Photo by Frazer Harrison/Getty Images

Archambault’s recent production credits include Riotville, USA And A decent houseboth from 2022 and the following Reichland. Previously, she was director of programs at the LEF Foundation in Cambridge, Massachusetts for 10 years and founder/programmer for Brattle Theatre’s The DocYard film series for nine years. In 2019, the Boston Society of Film Critics gave her a special award for her “outstanding contributions to the Boston film community.”

In addition to her other accomplishments, Archambault is a 2020 Impact Partners Producing Fellow, a 2013 Sundance Creative Producers Lab Fellow, and was named a 2020 SF DocFest Vanguard Awardee. She is an active member of the Documentary Producers Alliance and a board member of The Flaherty.

“Sara’s deep knowledge of the documentary world from many angles makes her the perfect person to help build the infrastructure for this new project at the Shorenstein Center,” says Center Director Nancy Gibbs, who conceived and initiated the project.

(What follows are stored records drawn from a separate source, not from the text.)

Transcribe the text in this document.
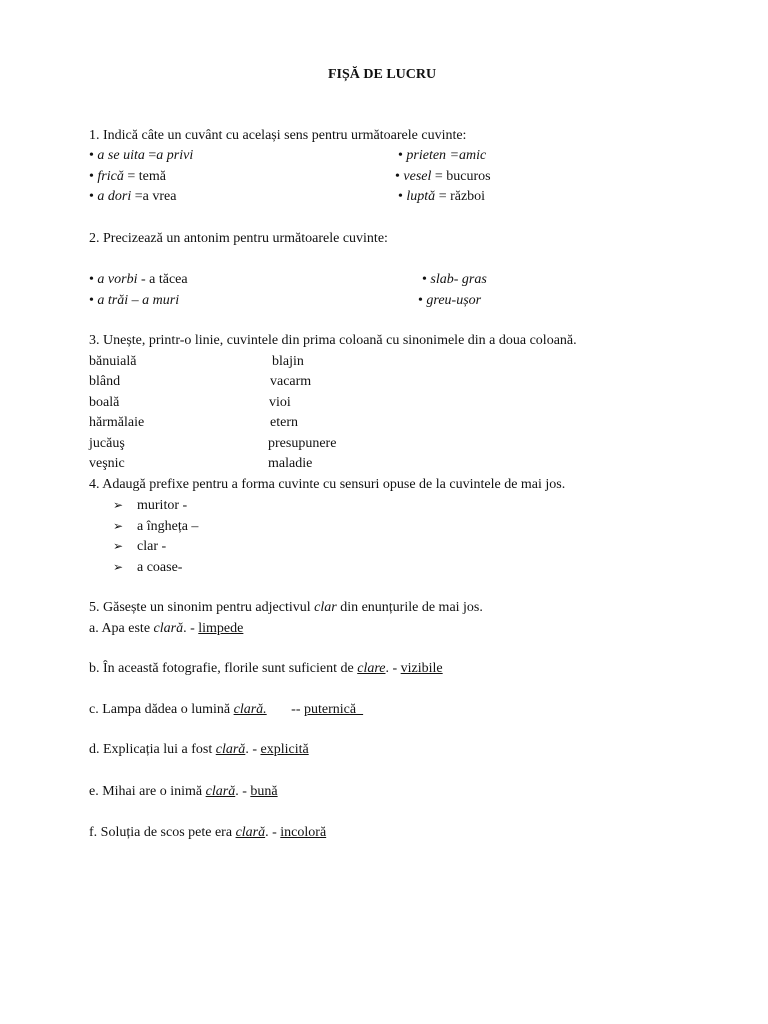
FIȘĂ DE LUCRU
1. Indică câte un cuvânt cu același sens pentru următoarele cuvinte:
• a se uita =a privi	• prieten =amic
• frică = temă	• vesel = bucuros
• a dori =a vrea	• luptă = război
2. Precizează un antonim pentru următoarele cuvinte:
• a vorbi - a tăcea	• slab- gras
• a trăi – a muri	• greu-ușor
3. Unește, printr-o linie, cuvintele din prima coloană cu sinonimele din a doua coloană.
bănuială	blajin
blând	vacarm
boală	vioi
hărmălaie	etern
jucăuş	presupunere
veşnic	maladie
4. Adaugă prefixe pentru a forma cuvinte cu sensuri opuse de la cuvintele de mai jos.
➢ muritor -
➢ a îngheța –
➢ clar -
➢ a coase-
5. Găsește un sinonim pentru adjectivul clar din enunțurile de mai jos.
a. Apa este clară. - limpede
b. În această fotografie, florile sunt suficient de clare. - vizibile
c. Lampa dădea o lumină clară.       -- puternică
d. Explicația lui a fost clară. - explicită
e. Mihai are o inimă clară. - bună
f. Soluția de scos pete era clară. - incoloră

“We’ve seen such a huge change in the documentary industry in the last 10 years,” Archambault said in a statement. “From the huge increase in popularity of the form, to major changes in our documentary support organizations, even changes in how these films are funded, produced and viewed – all felt the change in real time, with limited space and limited.” With resources to collectively think, learn, and reflect on intentionally building pathways to the future, being in a place as rigorous and thoughtful as the Shorenstein Center feels like a perfect time to support this work .”

Shorenstein Center logo

Center Shorenstein

The Shorenstein Center was founded in 1986 to study the intersection of press and politics and to bring working journalists to the Kennedy School. The center “has expanded its mission over the past decade to study the challenges, threats and opportunities in the modern information ecosystem. With this strategic focus in mind, the Shorenstein Center is now expanding its work to examine questions facing documentary practice, the industry and its role in social life in this moment of growing engagement with form.

In addition to directing the Shorenstein Center, Nancy Gibbs is the Edward R. Murrow Professor of Practice of Press, Politics, and Public Policy at Harvard’s Kennedy School of Government. She is the former editor-in-chief of Time Magazine.